Question

A sample of size 4 is drawn with replacement be the first part of the problem and without replacement be the second part of the problem, then from an urn containing 12 balls, of which 8 are white, what is the conditional probability that the ball drawn on the third draw was white, given that the sample contains 3 white balls?
A. $\dfrac{1}{4}$
B. $\dfrac{1}{3}$
C. $\dfrac{2}{3}$
D. $\dfrac{3}{4}$

Answer 1

Hint : We have to draw 4 numbers of balls containing 3 numbers of white balls from total 12 numbers of balls having 8 numbers of balls so we have to apply permutation method accordingly because permutation is used in case of arranging the objects in order and here we have to find the probability that the ball drawn on the third draw is white, which is a case of order or arrangement rather than only selection.

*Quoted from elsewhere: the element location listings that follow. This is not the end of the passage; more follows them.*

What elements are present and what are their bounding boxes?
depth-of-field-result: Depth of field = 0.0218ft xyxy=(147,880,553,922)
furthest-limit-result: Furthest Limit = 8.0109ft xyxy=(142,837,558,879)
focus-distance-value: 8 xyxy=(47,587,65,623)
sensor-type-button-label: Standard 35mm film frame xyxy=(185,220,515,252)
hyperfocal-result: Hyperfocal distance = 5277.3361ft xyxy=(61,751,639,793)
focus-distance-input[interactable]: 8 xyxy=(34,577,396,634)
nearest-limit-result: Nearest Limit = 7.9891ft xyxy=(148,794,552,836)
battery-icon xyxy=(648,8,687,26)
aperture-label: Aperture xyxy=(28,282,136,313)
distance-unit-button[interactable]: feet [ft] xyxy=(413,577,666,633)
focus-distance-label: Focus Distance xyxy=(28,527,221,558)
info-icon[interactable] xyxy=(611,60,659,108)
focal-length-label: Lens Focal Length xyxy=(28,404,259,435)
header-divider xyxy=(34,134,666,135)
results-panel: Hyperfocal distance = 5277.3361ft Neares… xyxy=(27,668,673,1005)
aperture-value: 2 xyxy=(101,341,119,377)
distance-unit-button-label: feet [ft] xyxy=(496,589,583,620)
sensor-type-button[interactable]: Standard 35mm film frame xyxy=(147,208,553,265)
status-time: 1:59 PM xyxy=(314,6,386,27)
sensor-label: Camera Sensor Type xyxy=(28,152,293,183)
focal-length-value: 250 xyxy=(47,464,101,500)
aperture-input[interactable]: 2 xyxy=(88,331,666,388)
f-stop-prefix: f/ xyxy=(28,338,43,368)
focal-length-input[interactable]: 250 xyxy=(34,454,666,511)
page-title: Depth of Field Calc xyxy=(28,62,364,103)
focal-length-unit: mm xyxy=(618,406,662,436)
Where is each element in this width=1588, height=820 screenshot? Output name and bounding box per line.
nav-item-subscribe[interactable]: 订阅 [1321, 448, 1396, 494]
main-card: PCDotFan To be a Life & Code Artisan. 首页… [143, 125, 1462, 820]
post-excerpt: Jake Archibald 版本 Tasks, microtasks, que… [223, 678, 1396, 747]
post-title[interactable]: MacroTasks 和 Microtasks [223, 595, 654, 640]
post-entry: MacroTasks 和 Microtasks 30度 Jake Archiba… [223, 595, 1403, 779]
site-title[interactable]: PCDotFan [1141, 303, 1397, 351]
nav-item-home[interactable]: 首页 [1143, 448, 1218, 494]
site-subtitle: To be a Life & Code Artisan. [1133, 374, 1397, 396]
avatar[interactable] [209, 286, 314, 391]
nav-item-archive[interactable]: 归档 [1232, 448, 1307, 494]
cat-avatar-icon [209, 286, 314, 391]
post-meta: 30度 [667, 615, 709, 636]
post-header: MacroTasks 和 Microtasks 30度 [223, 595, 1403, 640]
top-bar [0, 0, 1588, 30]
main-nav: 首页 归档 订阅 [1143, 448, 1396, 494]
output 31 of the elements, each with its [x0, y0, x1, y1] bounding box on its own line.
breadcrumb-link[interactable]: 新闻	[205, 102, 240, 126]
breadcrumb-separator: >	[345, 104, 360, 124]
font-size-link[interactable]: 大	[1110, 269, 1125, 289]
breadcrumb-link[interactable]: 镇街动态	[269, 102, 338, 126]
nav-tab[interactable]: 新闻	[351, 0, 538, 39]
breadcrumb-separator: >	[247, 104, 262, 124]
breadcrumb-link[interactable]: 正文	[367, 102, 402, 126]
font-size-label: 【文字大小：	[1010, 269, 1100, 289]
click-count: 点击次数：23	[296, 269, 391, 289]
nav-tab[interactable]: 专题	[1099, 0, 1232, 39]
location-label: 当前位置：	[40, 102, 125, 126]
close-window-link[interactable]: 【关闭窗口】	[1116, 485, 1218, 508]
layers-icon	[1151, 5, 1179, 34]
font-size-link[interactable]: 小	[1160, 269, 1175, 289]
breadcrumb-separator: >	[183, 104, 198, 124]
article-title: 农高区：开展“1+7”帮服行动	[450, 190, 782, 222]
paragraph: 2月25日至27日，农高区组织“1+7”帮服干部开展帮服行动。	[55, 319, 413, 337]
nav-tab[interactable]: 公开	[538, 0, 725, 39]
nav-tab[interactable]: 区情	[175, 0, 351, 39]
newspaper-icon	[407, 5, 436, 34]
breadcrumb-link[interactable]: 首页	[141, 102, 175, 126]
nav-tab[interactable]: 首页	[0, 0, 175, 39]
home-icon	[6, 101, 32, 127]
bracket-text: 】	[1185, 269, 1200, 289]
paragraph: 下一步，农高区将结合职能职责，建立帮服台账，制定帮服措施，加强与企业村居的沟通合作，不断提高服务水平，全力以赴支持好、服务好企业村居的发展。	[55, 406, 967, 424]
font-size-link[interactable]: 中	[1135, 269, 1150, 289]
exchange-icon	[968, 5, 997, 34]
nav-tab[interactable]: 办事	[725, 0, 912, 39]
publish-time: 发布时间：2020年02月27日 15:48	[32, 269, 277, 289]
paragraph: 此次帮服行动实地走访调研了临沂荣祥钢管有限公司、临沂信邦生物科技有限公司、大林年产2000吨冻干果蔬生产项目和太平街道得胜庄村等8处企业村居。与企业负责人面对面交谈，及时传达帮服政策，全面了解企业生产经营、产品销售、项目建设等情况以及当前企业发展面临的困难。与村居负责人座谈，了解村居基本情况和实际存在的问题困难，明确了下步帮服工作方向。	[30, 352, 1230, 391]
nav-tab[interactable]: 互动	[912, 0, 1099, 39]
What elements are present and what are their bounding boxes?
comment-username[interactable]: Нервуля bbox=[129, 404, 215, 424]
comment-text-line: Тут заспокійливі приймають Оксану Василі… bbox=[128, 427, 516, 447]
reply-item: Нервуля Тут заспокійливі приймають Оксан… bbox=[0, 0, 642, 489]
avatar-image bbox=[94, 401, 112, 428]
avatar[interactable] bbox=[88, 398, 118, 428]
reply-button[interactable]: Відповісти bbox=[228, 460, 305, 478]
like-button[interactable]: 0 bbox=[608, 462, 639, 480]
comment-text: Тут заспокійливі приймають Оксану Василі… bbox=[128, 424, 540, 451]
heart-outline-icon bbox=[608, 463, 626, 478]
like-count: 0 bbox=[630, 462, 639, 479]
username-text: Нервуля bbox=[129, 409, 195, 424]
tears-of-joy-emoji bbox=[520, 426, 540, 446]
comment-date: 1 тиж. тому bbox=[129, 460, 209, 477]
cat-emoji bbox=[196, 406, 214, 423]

Complete step-by-step answer :
Let A denote the event that the sample contains exactly three white balls and let B be the event that the ball picking from the urn takes the condition of with replacement.
So, P(A)= $\dfrac{8}{{12}} \times \dfrac{8}{{12}} \times \dfrac{8}{{12}} \times \dfrac{4}{{12}}$
P(AB)= $\dfrac{8}{{12}} \times \dfrac{8}{{12}} \times \dfrac{8}{{12}} \times \dfrac{3}{{12}}$
Therefore​, probability that the ball drawn on the third draw was white $P(\dfrac{B}{A})$ will be given by $\dfrac{{P(AB)}}{{P(A)}}$ = $\dfrac{3}{4}$
Condition 2: Sampling without replacement
Similarly let A denote the event that the sample contains exactly three white balls and let B be the event that the ball picking from the urn takes the condition of without replacement.
So, P(A)= $\dfrac{8}{{12}} \times \dfrac{7}{{11}} \times \dfrac{6}{{10}} \times \dfrac{4}{9}$
P(AB)= $\dfrac{8}{{12}} \times \dfrac{7}{{11}} \times \dfrac{6}{{10}} \times \dfrac{3}{9}$
Therefore​, probability that the ball drawn on the third draw was white $P(\dfrac{B}{A})$ will be given by $\dfrac{{P(AB)}}{{P(A)}}$ = $\dfrac{3}{4}$
So, the correct answer is “Option D”.

Note : As said permutation is used in case of arranging the objects in order. When the order of the objects matters then it should be considered as Permutation and when the order does not matters then it should be considered as Combination. So do not confuse using permutation, when required, instead of combination and vice-versa.